王粲情迷意乱,松开握住木杖的手,身体从床头跌落下去,闭着眼沉浸在夹着坚硬的木杖高潮的舒爽滋味,几乎要昏死过去。

        到这时那情欲才退潮般散去,给王粲余留下一具不断抖颤的疲惫身躯和一身狼藉。

        他累坏了,任谁看到他现在的淫乱样子都要认为他是个荡妇,那木杖还插在他身体深处,整个人被自己玩得歪倒在床上,连睁开眼睛的力气也没有。

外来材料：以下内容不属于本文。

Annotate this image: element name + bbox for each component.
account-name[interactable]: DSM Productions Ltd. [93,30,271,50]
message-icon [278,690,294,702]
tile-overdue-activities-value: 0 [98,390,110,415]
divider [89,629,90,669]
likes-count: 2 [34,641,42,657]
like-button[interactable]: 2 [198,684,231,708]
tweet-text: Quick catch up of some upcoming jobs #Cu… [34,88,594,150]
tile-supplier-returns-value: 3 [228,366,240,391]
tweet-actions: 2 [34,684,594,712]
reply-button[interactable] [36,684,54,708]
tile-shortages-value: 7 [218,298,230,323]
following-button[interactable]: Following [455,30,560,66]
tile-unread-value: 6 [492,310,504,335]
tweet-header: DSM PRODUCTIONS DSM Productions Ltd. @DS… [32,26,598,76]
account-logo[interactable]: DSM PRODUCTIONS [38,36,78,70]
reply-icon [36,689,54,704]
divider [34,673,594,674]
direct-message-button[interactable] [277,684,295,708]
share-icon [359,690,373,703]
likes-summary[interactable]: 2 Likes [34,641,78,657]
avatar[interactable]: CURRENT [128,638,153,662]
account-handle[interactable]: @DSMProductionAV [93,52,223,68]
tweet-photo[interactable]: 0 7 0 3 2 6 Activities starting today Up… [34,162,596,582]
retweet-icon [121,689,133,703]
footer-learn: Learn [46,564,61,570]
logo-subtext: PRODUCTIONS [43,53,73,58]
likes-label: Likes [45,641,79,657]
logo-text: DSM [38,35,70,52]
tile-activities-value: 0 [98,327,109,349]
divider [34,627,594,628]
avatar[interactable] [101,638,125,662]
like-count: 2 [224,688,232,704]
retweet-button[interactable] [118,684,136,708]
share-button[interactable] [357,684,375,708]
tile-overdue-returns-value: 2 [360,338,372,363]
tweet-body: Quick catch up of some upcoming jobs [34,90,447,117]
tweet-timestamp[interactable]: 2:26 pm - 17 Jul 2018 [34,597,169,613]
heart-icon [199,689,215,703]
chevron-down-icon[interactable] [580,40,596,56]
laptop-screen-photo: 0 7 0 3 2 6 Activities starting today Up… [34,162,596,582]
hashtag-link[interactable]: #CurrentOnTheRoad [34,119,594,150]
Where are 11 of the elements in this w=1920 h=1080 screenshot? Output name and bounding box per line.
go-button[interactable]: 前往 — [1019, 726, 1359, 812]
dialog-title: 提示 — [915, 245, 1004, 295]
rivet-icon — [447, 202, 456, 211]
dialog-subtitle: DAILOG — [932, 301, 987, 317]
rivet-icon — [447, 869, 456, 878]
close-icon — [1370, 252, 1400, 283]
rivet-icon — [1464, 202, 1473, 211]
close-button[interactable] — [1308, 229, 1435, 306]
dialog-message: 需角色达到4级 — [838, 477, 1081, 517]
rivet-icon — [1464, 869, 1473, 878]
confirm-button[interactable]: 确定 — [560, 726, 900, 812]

        王粲躺在床上喘着气,肉穴还在随着呼吸蠕动,那体内木杖上的纹理几乎被他一清二楚地感知到。

        理智告诉他现在应该把这器物抽出来,然后下床去把自己收拾干净,然而此时华佗那药的另一个副作用就非常不巧地出现了。

        好困……王粲感到自己的眼皮有千斤重,怎么也睁不开,手也无力地瘫在身侧抬不起来。

        太困了……王粲脑子里的一切都逐渐消逝,最终进入了黑沉的梦中。

        你是广陵王,你该忙的不该忙的都忙完了,你觉得六个肝可能不太够用,该是时候争取多长几个出来了。你从日出东方忙到日落西山,心想是时候去探望一下王粲了,结果又有急事来报,你又坐在书桌前直到月上枝头。

        等到手边什么事都没有了,你侧耳一听,打更的已经在报亥时了,真是令人作呕。

        不过王粲还是要探望的,虽然你心想他应该已经睡下了,但是你许久未见他,心中也十分想念,哪怕只是看看他睡颜你也多几分安心。